Last month I was invited to the ICB (Institute of Certified Bookkeepers) awards, also known as the Lucas after the inventor of the double entry system, Luca Pacioli. I love judging the awards as I get to see what the best bookkeepers are doing to help their clients. A good bookkeeper is worth their weight in gold.

I’m also a Champion of the ICB, an honourary position that I was awarded a few years ago. This allows me to use the CICB letters after my name along with my usual FCA.

As well as seeing the best bookkeepers take the stage to collect their awards (including some who had travelled over from the trouble in Ukraine) there were software awards too.

I was delighted when the bookkeepers voted our favourite Xero as the bookkeeping software of the year. We also have client using Freeagent which was chosen as the friendliest software; not surprising as their chief accountant, M, writes all sorts of useful guides.

Which is your favourite bookkeeping software and why?

Judge the judges 

I’ve been busy this week judging accountancy awards. 

I always love doing this as I like to learn what the best businesses are doing. But some entries are easier to judge than others. 

Entrants are asked to submit facts and figures to support their entry. As most of the judges are accountants you can expect that we will focus on these. And yet too many entries are clearly written by a marketing person with eloquent prose. Judge what your judges will be looking for. (This is even easier when you know who the judges are.) 

Awards entries are like CVs, imagine me saying “so what?” or “prove it” to every sentence on your CV. Facts, figures and evidence are import in any awards entry but even more so when your judges are accountants.  

Why to enter awards

I love judging awards as I get a sneak preview of what the best accountancy businesses are doing. It’s really exciting to see people pushing the profession forwards. This year I’m fortunate to have been asked to judge both the Accounting Excellence Awards and the Xero Awards. (My atrocious memory means that I immediately forget who has been shortlisted and who has won so you can try bribing me with chocolates as much as you like but I just can’t remember)

I also enter my books into the Business Book Awards. The Numbers Business won first place in its category in 2019 which was a really pleasant surprise for a first time author. Growing by Numbers sank without trace in 2021. And just yesterday Changing the Numbers was shortlisted in its category. We’ll find out if it wins at the big awards dinner on 16 May.  

Entering awards can feel like a lot of hassle or you may be afraid of ‘failure’ so why would you put yourself through that?

  1. Writing out your awards application helps you to realise how much good stuff your business has done.
  2. An award or shortlist helps you to stand out from your competitors
  3. Being shortlisted is as good as a win as far as your work is concerned. Making the shortlist is based on how good YOU are. The winner can depend on who else happens to have entered the same year. You might win or lose depending on your competition more than your own work.
  4. An award or shortlist is great for handling imposter syndrome
  5. An award is great for publicity as it gives you something to shout about in your local community and amongst your clients. Local papers like to hear good news although you may need a bit of an angle such as your reasons for starting the business or how you have overcome adversity.

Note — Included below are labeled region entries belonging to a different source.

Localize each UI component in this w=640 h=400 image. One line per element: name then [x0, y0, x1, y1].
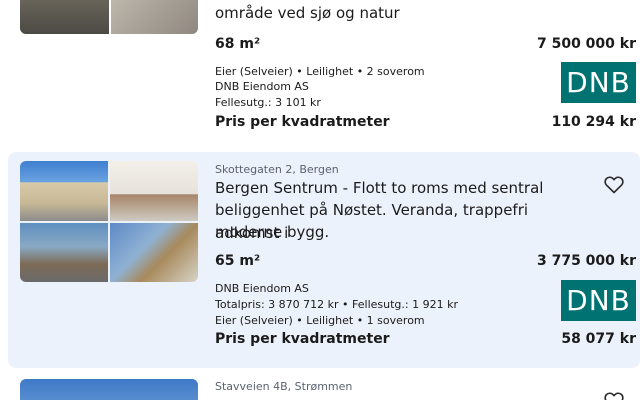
- heart-outline-icon[interactable]: [602, 388, 626, 400]
- listing-photo-main: [20, 379, 198, 400]
- listing-photo-balcony: [20, 223, 108, 282]
- listing-broker: DNB Eiendom AS: [215, 282, 309, 295]
- listing-price: 3 775 000 kr: [536, 253, 636, 269]
- listing-price: 7 500 000 kr: [536, 36, 636, 52]
- listing-info-line: Eier (Selveier) • Leilighet • 1 soverom: [215, 314, 425, 327]
- listing-card[interactable]: Skottegaten 2, Bergen Bergen Sentrum - F…: [8, 152, 640, 368]
- listing-info-line: Totalpris: 3 870 712 kr • Fellesutg.: 1 …: [215, 298, 458, 311]
- listing-photo-main: [20, 0, 109, 34]
- listing-title-line[interactable]: Bergen Sentrum - Flott to roms med sentr…: [215, 177, 590, 200]
- price-per-sqm-label: Pris per kvadratmeter: [215, 331, 390, 347]
- dnb-logo: DNB: [561, 62, 636, 103]
- dnb-logo: DNB: [561, 280, 636, 321]
- listing-title[interactable]: område ved sjø og natur: [215, 2, 590, 25]
- listing-info-line: Fellesutg.: 3 101 kr: [215, 96, 321, 109]
- listing-address: Skottegaten 2, Bergen: [215, 163, 339, 176]
- listing-photo-secondary: [111, 0, 198, 34]
- listing-photo-terrace: [110, 223, 198, 282]
- listing-photo-grid: [20, 161, 198, 282]
- listing-photo-kitchen: [110, 161, 198, 221]
- price-per-sqm-label: Pris per kvadratmeter: [215, 114, 390, 130]
- listing-card[interactable]: Stavveien 4B, Strømmen: [8, 376, 640, 400]
- listing-info-line: Eier (Selveier) • Leilighet • 2 soverom: [215, 65, 425, 78]
- heart-outline-icon[interactable]: [602, 172, 626, 196]
- listing-broker: DNB Eiendom AS: [215, 80, 309, 93]
- listing-size: 65 m²: [215, 253, 261, 269]
- listing-photo-exterior: [20, 161, 108, 221]
- price-per-sqm-value: 58 077 kr: [561, 331, 636, 347]
- listing-photo-grid: [20, 0, 198, 34]
- listing-size: 68 m²: [215, 36, 261, 52]
- listing-title-line[interactable]: moderne bygg.: [215, 221, 590, 244]
- listing-address: Stavveien 4B, Strømmen: [215, 380, 353, 393]
- listing-photo-grid: [20, 379, 198, 400]
- price-per-sqm-value: 110 294 kr: [551, 114, 636, 130]
- listing-card[interactable]: område ved sjø og natur 68 m² 7 500 000 …: [8, 0, 640, 142]
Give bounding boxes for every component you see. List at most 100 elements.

Not all awards are created equal. Some seem to be more about making money for the organisers, either in large entry fees or selling tables at awards dinners. If the winner is dependent on paying to attend the dinner then it is not worth it.

But there are plenty of reputable awards out there.

Both the awards I judge and enter are open to anyone whether you can be there in person or not. And, if you can afford it, you can treat your team to a great night out to celebrate all their hard work. Or take along some clients to remind them that they have chosen to work with a (potential) award winner.

So go ahead and enter those awards. And let me know if you need a hand to prepare your entries.

Who should really be on Honours Lists?

Every time an Honours List is published e.g. New Year or the Queen’s (now King’s) birthday there is always somebody moaning that the recipients are less deserving than a local or national community hero.

And every year I tell the complainant that they can nominate those heroes.

If there is anybody that you think is deserving of an honour then you can use this link to put their name forward.

Who would you nominate?

How good would they feel?

What other awards can you nominate people for in your industry or local community?